Gleisi Hoffmann participou neste sábado (14), em Curitiba, de um encontro com movimentos sociais, lideranças regionais e militância política em preparação ao processo eleitoral de 2026. O evento foi realizado no Sindiquímica Paraná e reuniu também Requião Filho, deputados federais, estaduais e vereadores.
Durante a atividade, Gleisi afirmou que a disputa eleitoral exigirá mobilização política permanente e presença direta nos territórios. Em sua fala, a ministra também fez autocrítica sobre a comunicação do campo progressista desde o retorno de Luiz Inácio Lula da Silva ao governo.
“Política é disputa constante, não basta ganhar uma eleição, você tem que disputar ideias e narrativas o tempo inteiro para mostrar o que está acontecendo”, afirmou.
Ela também avaliou que o campo progressista deveria ter feito, desde o início do atual governo, um enfrentamento mais contundente sobre a situação encontrada após a gestão anterior.
“Acho que nós tivemos um problema: nós não fizemos a disputa política desde o início como tínhamos que fazer para mostrar o Estado que nós pegamos, denunciar de maneira mais contundente a quebradeira que colocou o governo Bolsonaro nos programas sociais e nos órgãos públicos”, disse.
Disputa eleitoral e enfrentamento à extrema direita
Pré-candidata ao Senado, Gleisi afirmou que pretende disputar a eleição com foco na defesa do projeto político liderado por Lula e no enfrentamento ao avanço da extrema direita.
“Vamos voltar ao Senado da República para enfrentar a extrema direita que está lá. Essa é uma caminhada que começa agora, uma largada para uma disputa intensa”, declarou.
Em outro momento do discurso, reforçou o sentido histórico da disputa:
“Não temos o direito, do ponto de vista histórico, de deixar a extrema direita ganhar novamente no Brasil.”
A ministra também defendeu que a mobilização política aconteça em múltiplos espaços de disputa social e digital.
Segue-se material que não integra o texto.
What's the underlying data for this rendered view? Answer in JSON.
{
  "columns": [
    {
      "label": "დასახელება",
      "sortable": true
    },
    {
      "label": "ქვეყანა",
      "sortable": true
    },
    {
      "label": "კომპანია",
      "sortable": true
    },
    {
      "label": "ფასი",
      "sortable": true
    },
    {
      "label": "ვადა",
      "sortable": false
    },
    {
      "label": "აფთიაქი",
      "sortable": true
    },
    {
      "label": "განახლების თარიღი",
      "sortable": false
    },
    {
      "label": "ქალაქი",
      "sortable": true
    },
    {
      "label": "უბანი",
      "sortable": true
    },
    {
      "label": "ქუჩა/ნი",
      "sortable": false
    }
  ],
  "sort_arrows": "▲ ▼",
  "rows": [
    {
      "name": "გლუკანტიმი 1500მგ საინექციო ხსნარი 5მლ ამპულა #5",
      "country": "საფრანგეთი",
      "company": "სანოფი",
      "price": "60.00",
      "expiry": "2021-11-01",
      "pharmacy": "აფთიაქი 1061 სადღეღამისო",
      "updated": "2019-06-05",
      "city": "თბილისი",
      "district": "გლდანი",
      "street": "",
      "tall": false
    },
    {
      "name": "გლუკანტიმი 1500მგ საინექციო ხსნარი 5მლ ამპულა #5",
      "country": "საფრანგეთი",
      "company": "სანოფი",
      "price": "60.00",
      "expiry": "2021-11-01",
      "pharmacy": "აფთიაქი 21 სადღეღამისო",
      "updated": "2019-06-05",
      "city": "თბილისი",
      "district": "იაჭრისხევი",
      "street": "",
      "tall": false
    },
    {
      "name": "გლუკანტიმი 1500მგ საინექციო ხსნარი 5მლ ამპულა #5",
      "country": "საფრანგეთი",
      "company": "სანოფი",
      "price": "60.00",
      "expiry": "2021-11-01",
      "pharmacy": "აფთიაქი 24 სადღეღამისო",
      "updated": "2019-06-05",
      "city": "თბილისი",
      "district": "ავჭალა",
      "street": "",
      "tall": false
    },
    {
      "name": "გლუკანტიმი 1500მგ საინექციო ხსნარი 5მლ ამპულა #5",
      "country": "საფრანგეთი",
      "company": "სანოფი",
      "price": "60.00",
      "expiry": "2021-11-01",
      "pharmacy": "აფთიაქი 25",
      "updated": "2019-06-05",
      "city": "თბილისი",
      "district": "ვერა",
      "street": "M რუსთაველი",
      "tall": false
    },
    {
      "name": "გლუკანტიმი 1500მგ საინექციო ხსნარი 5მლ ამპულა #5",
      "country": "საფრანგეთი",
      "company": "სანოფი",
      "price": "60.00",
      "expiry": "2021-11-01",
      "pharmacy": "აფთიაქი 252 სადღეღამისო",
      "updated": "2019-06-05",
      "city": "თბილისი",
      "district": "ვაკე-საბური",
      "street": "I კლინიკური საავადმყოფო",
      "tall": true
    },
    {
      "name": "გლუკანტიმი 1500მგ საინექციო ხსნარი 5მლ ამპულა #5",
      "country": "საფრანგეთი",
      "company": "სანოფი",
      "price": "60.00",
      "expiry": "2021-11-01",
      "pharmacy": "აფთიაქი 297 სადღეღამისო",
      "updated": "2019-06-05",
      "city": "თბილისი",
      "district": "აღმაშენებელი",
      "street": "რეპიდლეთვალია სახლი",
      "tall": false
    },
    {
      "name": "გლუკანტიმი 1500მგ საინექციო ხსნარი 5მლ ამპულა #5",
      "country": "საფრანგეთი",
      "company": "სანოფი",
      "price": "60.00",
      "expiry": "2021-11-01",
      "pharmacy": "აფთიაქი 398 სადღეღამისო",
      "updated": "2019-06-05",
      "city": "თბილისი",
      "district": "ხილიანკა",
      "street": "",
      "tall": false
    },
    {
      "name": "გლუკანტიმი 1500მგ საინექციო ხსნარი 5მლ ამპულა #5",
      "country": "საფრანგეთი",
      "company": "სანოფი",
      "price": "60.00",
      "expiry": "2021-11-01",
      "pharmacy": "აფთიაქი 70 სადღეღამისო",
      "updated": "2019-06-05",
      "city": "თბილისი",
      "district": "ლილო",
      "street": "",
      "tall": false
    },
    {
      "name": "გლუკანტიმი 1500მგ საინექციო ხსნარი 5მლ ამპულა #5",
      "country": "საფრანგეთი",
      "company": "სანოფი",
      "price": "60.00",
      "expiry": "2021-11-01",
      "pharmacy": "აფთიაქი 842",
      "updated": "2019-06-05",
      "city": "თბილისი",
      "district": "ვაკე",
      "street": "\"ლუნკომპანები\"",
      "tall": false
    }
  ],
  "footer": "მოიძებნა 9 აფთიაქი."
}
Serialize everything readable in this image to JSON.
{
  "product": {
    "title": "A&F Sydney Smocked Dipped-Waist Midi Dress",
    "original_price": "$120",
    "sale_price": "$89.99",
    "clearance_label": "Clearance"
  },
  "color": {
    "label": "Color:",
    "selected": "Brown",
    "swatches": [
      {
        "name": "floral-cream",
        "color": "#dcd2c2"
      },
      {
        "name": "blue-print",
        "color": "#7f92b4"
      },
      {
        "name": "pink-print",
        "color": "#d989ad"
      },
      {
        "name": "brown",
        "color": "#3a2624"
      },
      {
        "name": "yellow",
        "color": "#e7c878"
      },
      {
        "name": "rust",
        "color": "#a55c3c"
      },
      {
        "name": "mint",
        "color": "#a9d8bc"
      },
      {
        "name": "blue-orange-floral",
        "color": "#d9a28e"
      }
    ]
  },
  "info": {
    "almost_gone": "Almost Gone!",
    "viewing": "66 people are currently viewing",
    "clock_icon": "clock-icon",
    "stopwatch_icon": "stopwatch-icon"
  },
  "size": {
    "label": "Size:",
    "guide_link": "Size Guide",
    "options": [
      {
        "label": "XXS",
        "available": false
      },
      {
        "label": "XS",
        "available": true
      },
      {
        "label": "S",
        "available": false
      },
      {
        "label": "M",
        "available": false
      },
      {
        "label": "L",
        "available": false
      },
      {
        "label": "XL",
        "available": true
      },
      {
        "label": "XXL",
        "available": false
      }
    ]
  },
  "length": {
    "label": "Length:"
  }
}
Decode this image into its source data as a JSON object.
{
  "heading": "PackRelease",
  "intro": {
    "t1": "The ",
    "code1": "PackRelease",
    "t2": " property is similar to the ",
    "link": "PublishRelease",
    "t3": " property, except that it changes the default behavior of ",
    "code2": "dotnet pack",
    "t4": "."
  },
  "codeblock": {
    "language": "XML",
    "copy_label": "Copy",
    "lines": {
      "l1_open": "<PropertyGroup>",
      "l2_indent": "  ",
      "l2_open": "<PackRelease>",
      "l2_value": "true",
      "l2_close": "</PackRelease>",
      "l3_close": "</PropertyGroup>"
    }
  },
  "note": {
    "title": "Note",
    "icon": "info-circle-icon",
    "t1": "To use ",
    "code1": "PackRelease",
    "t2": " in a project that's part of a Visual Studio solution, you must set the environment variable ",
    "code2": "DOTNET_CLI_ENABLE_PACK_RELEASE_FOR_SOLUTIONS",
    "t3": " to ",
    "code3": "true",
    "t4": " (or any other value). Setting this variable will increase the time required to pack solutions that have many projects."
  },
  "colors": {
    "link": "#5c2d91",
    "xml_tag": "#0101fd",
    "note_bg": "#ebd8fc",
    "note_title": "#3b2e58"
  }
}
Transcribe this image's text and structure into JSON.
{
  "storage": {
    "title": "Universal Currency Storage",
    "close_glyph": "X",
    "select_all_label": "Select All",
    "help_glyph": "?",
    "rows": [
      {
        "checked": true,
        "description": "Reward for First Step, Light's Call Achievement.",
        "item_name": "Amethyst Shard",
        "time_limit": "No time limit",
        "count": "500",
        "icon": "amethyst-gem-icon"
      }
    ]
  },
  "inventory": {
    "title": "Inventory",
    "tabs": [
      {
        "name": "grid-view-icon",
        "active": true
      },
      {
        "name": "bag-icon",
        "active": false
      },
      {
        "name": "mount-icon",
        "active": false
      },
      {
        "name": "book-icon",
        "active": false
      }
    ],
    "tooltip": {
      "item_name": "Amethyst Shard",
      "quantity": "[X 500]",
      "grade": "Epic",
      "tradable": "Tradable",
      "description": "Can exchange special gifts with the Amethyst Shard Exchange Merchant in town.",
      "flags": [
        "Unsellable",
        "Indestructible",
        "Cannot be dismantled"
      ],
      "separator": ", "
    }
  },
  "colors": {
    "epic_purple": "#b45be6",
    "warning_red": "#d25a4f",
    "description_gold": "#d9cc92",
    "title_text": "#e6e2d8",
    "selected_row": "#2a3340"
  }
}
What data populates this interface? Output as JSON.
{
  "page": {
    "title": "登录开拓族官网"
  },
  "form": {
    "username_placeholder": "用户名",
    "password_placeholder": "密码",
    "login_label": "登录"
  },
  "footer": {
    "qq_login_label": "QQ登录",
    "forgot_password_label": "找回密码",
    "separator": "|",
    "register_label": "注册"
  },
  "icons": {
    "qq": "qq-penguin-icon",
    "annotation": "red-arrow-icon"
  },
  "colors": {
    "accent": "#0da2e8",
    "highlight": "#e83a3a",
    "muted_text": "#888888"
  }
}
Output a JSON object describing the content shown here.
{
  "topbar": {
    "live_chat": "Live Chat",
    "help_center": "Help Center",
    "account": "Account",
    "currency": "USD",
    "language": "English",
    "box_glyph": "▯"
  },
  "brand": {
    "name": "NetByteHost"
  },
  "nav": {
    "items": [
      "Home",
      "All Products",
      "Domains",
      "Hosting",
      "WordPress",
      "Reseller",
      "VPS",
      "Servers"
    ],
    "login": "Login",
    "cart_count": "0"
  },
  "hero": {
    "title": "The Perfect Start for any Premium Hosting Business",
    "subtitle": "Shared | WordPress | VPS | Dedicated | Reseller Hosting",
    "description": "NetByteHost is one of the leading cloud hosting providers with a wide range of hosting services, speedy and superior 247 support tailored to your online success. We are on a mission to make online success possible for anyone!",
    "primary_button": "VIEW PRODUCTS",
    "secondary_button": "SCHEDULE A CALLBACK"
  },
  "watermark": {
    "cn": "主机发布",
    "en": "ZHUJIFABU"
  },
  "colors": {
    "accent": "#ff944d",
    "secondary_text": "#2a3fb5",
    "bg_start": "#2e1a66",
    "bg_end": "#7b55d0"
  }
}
“Vamos ter que fazer uma disputa intensa agora, no celular, nas ruas, nas vilas, falando com o povo para dizer que não dá para voltar atrás.”
Trabalho, economia popular e direitos sociais
Ao abordar economia e cotidiano da população, Gleisi afirmou que o país avançou desde o início do atual governo, mas ainda convive com dificuldades concretas na renda das famílias.
“Melhoramos muito com o governo Lula, mas sabemos que ainda há problemas na economia popular. Muitas famílias estão endividadas.”
Ela citou ainda preocupação com impactos sociais de apostas digitais e jogos online.
“Precisamos enfrentar situações que estão afetando a renda das pessoas, como os cassinos virtuais e jogos online que acabam prejudicando as famílias.”
No debate sobre trabalho, a ministra voltou a defender mudanças na jornada laboral e criticou a escala 6×1.
“Não é possível trabalhar seis dias e descansar apenas um. Isso afeta principalmente as mulheres, que têm dupla ou até tripla jornada.”
Também mencionou a necessidade de regulamentação para trabalhadores de plataformas digitais.
“Precisamos ajudar os companheiros que trabalham em plataformas a não serem explorados e a terem direitos mínimos.”
Desenvolvimento e investimentos públicos
Gleisi defendeu um modelo de crescimento com presença do Estado e ampliação de investimentos públicos.
“Precisamos de um desenvolvimento estruturado e inclusivo, que não tenha apenas o fiscalismo das contas públicas como norteador.”
Ela também destacou ações recentes do governo federal no Paraná, especialmente na saúde pública.
“O governo do presidente Lula tem feito muito, inclusive aqui no Paraná. Entregamos ambulâncias do SAMU, unidades odontológicas móveis e equipamentos para unidades básicas de saúde.”
Ao final, reforçou o papel da militância e da organização política para o próximo ciclo eleitoral.
“É com esse compromisso que vamos seguir caminhando juntos, para continuar avançando e construir um Brasil mais justo.”